Autisme : faire confiance aux parents...
Selon des chercheurs britanniques, les marqueurs de risque pour l'autisme seraient déjà présents la première année de vie de l'enfant. Cela signifierait qu'une intervention précoce est possible...
Jonathan Green et ses collègues ont réalisé une étude contrôlée randomisée dont les évaluateurs ne savaient pas quel type d'intervention les familles avaient reçu. Ils ont sélectionné des familles présentant un haut risque d'avoir un enfant autiste ou présentant un trouble du spectre autistique.
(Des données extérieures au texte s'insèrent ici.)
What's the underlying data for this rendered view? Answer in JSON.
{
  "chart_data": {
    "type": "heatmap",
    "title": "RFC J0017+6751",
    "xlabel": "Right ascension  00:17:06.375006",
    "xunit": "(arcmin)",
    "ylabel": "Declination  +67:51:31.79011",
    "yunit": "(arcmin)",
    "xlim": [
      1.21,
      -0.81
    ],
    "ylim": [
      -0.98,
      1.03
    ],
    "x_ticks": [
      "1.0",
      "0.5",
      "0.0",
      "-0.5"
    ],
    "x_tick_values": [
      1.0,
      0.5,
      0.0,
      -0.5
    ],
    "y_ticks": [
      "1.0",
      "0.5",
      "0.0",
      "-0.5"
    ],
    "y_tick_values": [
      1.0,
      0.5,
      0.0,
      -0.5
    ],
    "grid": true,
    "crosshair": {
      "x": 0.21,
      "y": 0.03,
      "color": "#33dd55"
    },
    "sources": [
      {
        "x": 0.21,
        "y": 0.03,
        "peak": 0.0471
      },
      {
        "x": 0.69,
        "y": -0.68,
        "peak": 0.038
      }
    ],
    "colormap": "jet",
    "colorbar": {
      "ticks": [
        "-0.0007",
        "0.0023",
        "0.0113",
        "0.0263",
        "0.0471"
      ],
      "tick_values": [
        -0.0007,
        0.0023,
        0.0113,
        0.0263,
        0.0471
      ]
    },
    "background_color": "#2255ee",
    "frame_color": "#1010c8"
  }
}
Les enfants concernés avaient entre 7 et 10 mois. L'étude s'est déroulée dans deux sites différents. Les chercheurs ont laissé à la moitié des familles une vidéo adaptée faisant la promotion d'une action parentale ; l'autre moitié n'a pas bénéficié de ce type d'interventions. L'objectif primaire était de mesurer l'attention que portait l'enfant à ses parents. L'analyse de régression a été effectuée en ITT.
En tout, 54 familles ont été sélectionnées entre 2011 et 2012: 28 ont été incluses dans le groupe " intervention ".
Le plus tôt possible...
Les résultats suggèrent que l'attention des enfants pour leurs parents a été augmentée de 29%, ce qui a inclus aussi la possibilité d'un effet négatif de l'intervention. Ceci signifie donc que l'intervention a probablement été plus positive que supposé. Les chercheurs ont aussi constaté que l'intervention a permis de réduire les comportements à risque autistique de 50% et a accru le non-autoritarisme parental de 81% et amélioré le retrait attentionnel de 48%. L'effet sur le langage pourrait être nul, voire négatif.
Les chercheurs interprètent leurs résultats comme positifs à travers un grand nombre de marqueurs de risques comportementaux et de développement. L'effort, somme toute modéré de la part des parents semble réduire le risque de développer un autisme ou un trouble du spectre autistique plus tard. Il s'agit donc de résultats encourageants qui devraient inciter au développement d'une meilleure prévention. Cependant, les chercheurs sont aussi conscients des limites de leur étude et demandent à ce que les résultats soient éprouvés dans de nouveaux travaux par d'autres équipes. Il faudrait en effet pouvoir qualifier et quantifier l'impact d'une telle observation.